Liberals favour unlimited tolerance at their own peril—it doesn’t matter what your values are if those values stop you from standing up for yourself. No recent show has illustrated this better than Game of Thrones. In season 1, episode 6, the sellsword Bronn faces the highborn knight Ser Vardis in a ritual fight to the death. Vardis wears traditional plate armour, while Bronn remains unarmed for greater agility. Bronn dances around the hall, skilfully evading the knight’s predictable, lunging attacks. As he tires, Ser Vardis becomes increasingly clumsy and panicked—this isn’t how noble battles are supposed to be fought. His breathing ragged, he launches a final, desperate charge. Bronn sidesteps him easily and cuts Ser Vardis down. Lady Lysa Arryn excoriates Bronn for his underhand tactics: “You don’t fight with honour!” “No,” Bronn replies calmly, gesturing at Vardis’s body, “he did.”

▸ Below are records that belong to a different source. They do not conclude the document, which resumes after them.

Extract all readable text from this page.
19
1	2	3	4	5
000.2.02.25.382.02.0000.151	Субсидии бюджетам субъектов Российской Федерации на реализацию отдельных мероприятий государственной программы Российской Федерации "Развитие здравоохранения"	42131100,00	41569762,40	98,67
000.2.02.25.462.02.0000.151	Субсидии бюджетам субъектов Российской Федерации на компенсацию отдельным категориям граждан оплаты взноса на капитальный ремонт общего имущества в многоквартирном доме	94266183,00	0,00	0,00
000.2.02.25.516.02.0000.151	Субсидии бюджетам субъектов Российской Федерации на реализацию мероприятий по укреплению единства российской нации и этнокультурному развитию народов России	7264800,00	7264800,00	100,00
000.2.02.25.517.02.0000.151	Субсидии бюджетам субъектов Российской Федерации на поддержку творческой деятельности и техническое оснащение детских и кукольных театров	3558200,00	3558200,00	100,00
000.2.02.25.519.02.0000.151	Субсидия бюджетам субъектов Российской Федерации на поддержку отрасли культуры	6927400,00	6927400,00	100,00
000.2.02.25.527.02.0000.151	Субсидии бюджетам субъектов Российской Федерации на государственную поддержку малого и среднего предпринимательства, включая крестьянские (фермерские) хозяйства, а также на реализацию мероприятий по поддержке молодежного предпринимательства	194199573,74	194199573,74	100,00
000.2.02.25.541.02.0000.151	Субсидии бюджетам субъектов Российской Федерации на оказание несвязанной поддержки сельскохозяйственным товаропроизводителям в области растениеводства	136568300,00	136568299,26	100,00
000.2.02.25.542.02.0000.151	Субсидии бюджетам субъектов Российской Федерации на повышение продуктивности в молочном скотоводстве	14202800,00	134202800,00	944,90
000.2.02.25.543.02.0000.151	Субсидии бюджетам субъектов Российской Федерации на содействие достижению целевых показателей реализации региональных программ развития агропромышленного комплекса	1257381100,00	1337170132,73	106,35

If liberals cannot shake off their self-doubt they will be forever pushed around by intolerant ideologues. Tolerance is a noble virtue that should be championed boldly and unequivocally. And we must take a stand against the intolerant because, if it is not reciprocated, tolerance is necessarily self-destructive. In a fight to the death, if you hold yourself to higher standards than your opponent, your lofty principles will get you killed. As long as liberals fail to recognise this, they risk consigning liberalism to the same fate as Ser Vardis: noble, self-righteous—and dead.
Principles are nothing without the passion to stand up for them. Liberal ideals are as vital as ever. Liberals must muster the self-belief and courage to defend them. Because if liberals won’t fight to preserve freedom of speech, tolerance and individual liberty, then who will?